It’s great that Iloilo has revived its Tabu-an: Western Visayas Western Visayas Ilonggo Heritage Cuisine Cooking Competition, the fifth edition staged recently at the Iloilo Convention Center. The venue for “Tabu-an” (meeting place) was a big leap in size, because the previous four editions were held at hotel parking lots and town plaza gardens.
Organizer Rafael “Tibong” Jardeleza said that Iloilo is now capable of staging Madrid Fusion, Philippine version.
The competition is unique because the main dish is cooked using wood and charcoal. This method is closest to traditional cooking.
The appetizer and desserts could be made using electric or gas burners. The participants earned additional points if they used ingredients unique to Western Visayas.
Six teams represented six schools in the region. Western Institute of Technology in La Paz, Iloilo City, emerged overall champion after topping all food categories
Its appetizer was three skewered inasal of kwaho (pig’s large intestine), obre (sow’s teats) and pugo (quail) artfully placed on a small charcoal griller. It was served with garlic oil, tamarind sauce and tambo (bamboo shoot) salad.

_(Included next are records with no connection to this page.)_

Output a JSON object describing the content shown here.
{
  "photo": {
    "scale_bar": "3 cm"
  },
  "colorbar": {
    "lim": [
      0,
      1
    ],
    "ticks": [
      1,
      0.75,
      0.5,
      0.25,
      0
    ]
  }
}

The main dish was lengua (ox tongue) estofado cooked with bugnay (bignay) wine.
Dessert was ice cream of mantecado with a batuan (souring fruit) caramel, sweet potato cream and a sesame crisp.
The Hercor College team from Capiz used the tinuom method or cooking in banana leaves. Leaf packets contained bangus (milkfish), pasayan (shrimp), libtob (blood clams), punaw (Venus clams) and labog (roselle).
Somehow, the big packets didn’t work as well as the small ones we had in Cabatuan, where tinuom nga manok is a town specialty.
But the team’s appetizer, tahong sisig with crunchy bangus skin, was delicious and creatively presented in wedges that earned for the school first runner-up over-all.
Its dessert was different because it used seaweeds combined with cheese, cream, condensed milk and coconut meat. While it was beautifully done, somehow the flavors didn’t work. Would using processed seaweed like gulaman have worked better?
Local names of recipes
The recipes used local names and corresponding translations of ingredients and procedures. Katumbal nga pidada is bell pepper, pilit is glutinous rice, and labog is roselle.
A Tagalog can discern some procedures in Ilonggo because the words are almost similar, like gisahon (guisa, sauté) and batihon (batihin, beat). It was helpful to know that kihadon is “cut,” huruman is “soak” and ilunod is “put” or “place” and not “drown.”
Drooling over seafood
Jardeleza brought the competition judges to the superb Breakthrough restaurant to make us drool over very fat managat (mangrove jack), fresh delicious oysters and diwal (angel’s wings).
At the event, he pointed to the batuan jam as a great ingredient in sauces, urged us to try the mango ketchup of the Guimaras monks and the alumpiran leaf as souring agent. We chewed a bit of the leaf and found it tasted like siniguelas (Spanish plum).
Jardeleza played a trick on the event’s special guest chef by requiring the use of any or all of the Ilonggo ingredients onstage. Chef Boy Logro of GMA 7’s “Idol sa Kusina” gamely obliged, cooking a fish dish that had a sauce of batuan jam.
It was delicious. It reminded me of Logro’s debut appearance at the cooking competition where his pata tim tasted so good.
The audience, including the occasional walk-in balikbayan who love traditional cooking listened to speakers who discussed the problems and rewards of “going organic,” as well as the significance of culinary tourism.
Young guest chefs Don Colmenares, Raphael Cristobal and Jorn Fonseca demonstrated cooking onstage.
An abundance of Ilonggo cooking marked the Tabu-an. A roasted goat made it more festive.